A museum projet to collect the "pockets of feminine tech" from games to electronic paper dolls.

A woman named “Rachel” has launched a new site devoted to something surprisingly simple: cataloguing the number of women and girls featured in videogames.  She writes: “As I grew older, I found that video game culture and girly culture rarely intersected. Yet, happily, there were places where the two worlds overlapped; these were my favorite play spaces in my teens and beyond.” That’s where FEMICOM comes in.

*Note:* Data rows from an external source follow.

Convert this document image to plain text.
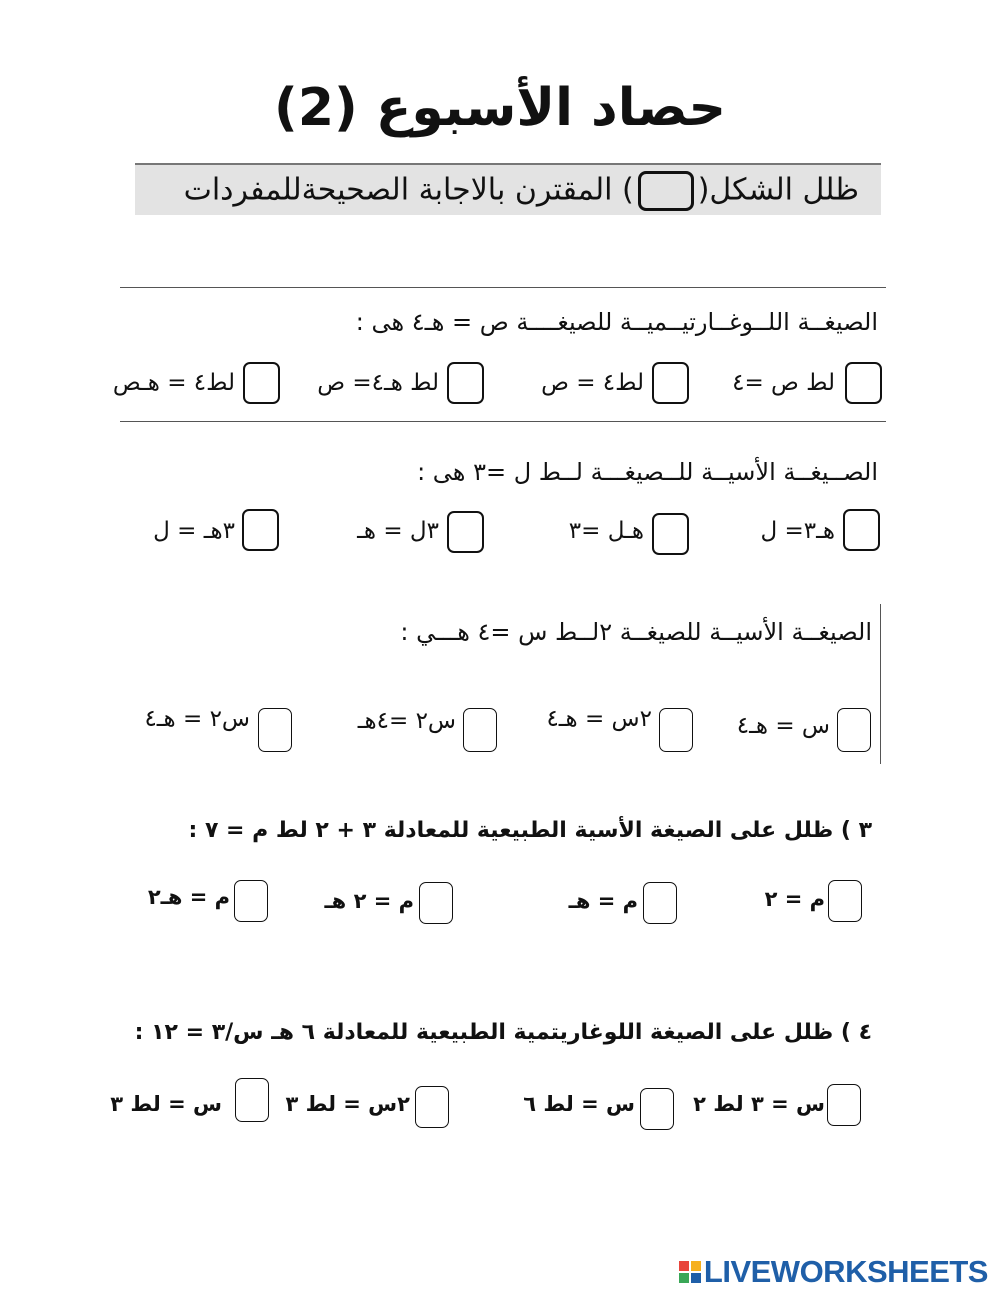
حصاد الأسبوع (2)
ظلل الشكل() المقترن بالاجابة الصحيحةللمفردات
الصيغــة اللــوغــارتيــميــة للصيغــــة ص = هـ٤ هى :
لط ص =٤
لط٤ = ص
لط هـ٤= ص
لط٤ = هـص
الصــيغــة الأسيــة للــصيغـــة لــط ل =٣ هى :
هـ٣= ل
هـل =٣
٣ل = هـ
٣هـ = ل
الصيغــة الأسيــة للصيغــة ٢لــط س =٤ هـــي :
س = هـ٤
٢س = هـ٤
س٢ =٤هـ
س٢ = هـ٤
٣ ) ظلل على الصيغة الأسية الطبيعية للمعادلة ٣ + ٢ لط م = ٧ :
م = ٢
م = هـ
م = ٢ هـ
م = هـ٢
٤ ) ظلل على الصيغة اللوغاريتمية الطبيعية للمعادلة ٦ هـ س/٣ = ١٢ :
س = ٣ لط ٢
س = لط ٦
٢س = لط ٣
س = لط ٣
LIVEWORKSHEETS
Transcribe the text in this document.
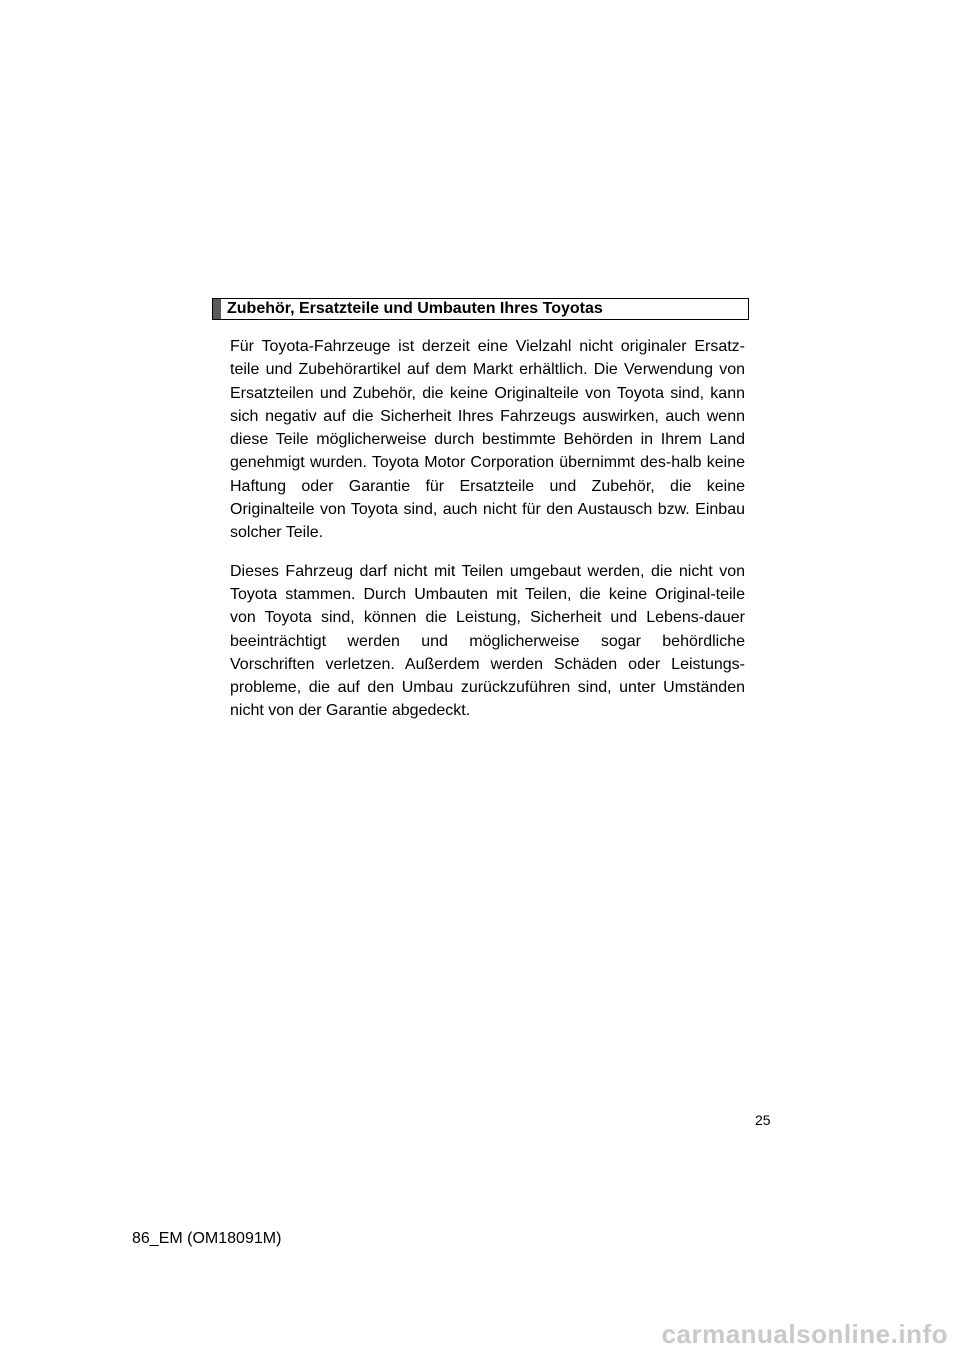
Zubehör, Ersatzteile und Umbauten Ihres Toyotas

Für Toyota-Fahrzeuge ist derzeit eine Vielzahl nicht originaler Ersatz-teile und Zubehörartikel auf dem Markt erhältlich. Die Verwendung von Ersatzteilen und Zubehör, die keine Originalteile von Toyota sind, kann sich negativ auf die Sicherheit Ihres Fahrzeugs auswirken, auch wenn diese Teile möglicherweise durch bestimmte Behörden in Ihrem Land genehmigt wurden. Toyota Motor Corporation übernimmt des-halb keine Haftung oder Garantie für Ersatzteile und Zubehör, die keine Originalteile von Toyota sind, auch nicht für den Austausch bzw. Einbau solcher Teile.

Dieses Fahrzeug darf nicht mit Teilen umgebaut werden, die nicht von Toyota stammen. Durch Umbauten mit Teilen, die keine Original-teile von Toyota sind, können die Leistung, Sicherheit und Lebens-dauer beeinträchtigt werden und möglicherweise sogar behördliche Vorschriften verletzen. Außerdem werden Schäden oder Leistungs-probleme, die auf den Umbau zurückzuführen sind, unter Umständen nicht von der Garantie abgedeckt.

25
86_EM (OM18091M)
carmanualsonline.info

FEMICOM is a portmanteau that combines the words feminine and computing. It is also a nod to the Japanese video game console called the Nintendo Famicom. FEMICOM is my attempt to document and preserve those special pockets of feminine tech, especially of the 20th century. Tamagotchis and Hello Kitty Game Boys are part of this space, as are web sozai, webrings, software skins, and electronic paper dolls, to name a few. By bringing these electronic artifacts together in a central archive, I hope to encourage comparisons among them and to ask and answer questions about stereotypical gender roles and how they have come to shape modern games and computing experiences.

FEMICOM will catalog these items, which are often missing from other video game and software databases, so that they can be easily browsed or searched. Additionally, the site will feature game development resources, interviews, and other relevant content.

It’s just getting started but it underlies the multiplicity of identities of players who interact with spaces traditionally thought of “dude stuff.” Rachel notes that she balanced a love of DOOM with “girly girly” stuff like Barbies. It’s nice to see some complication to the way we think about games.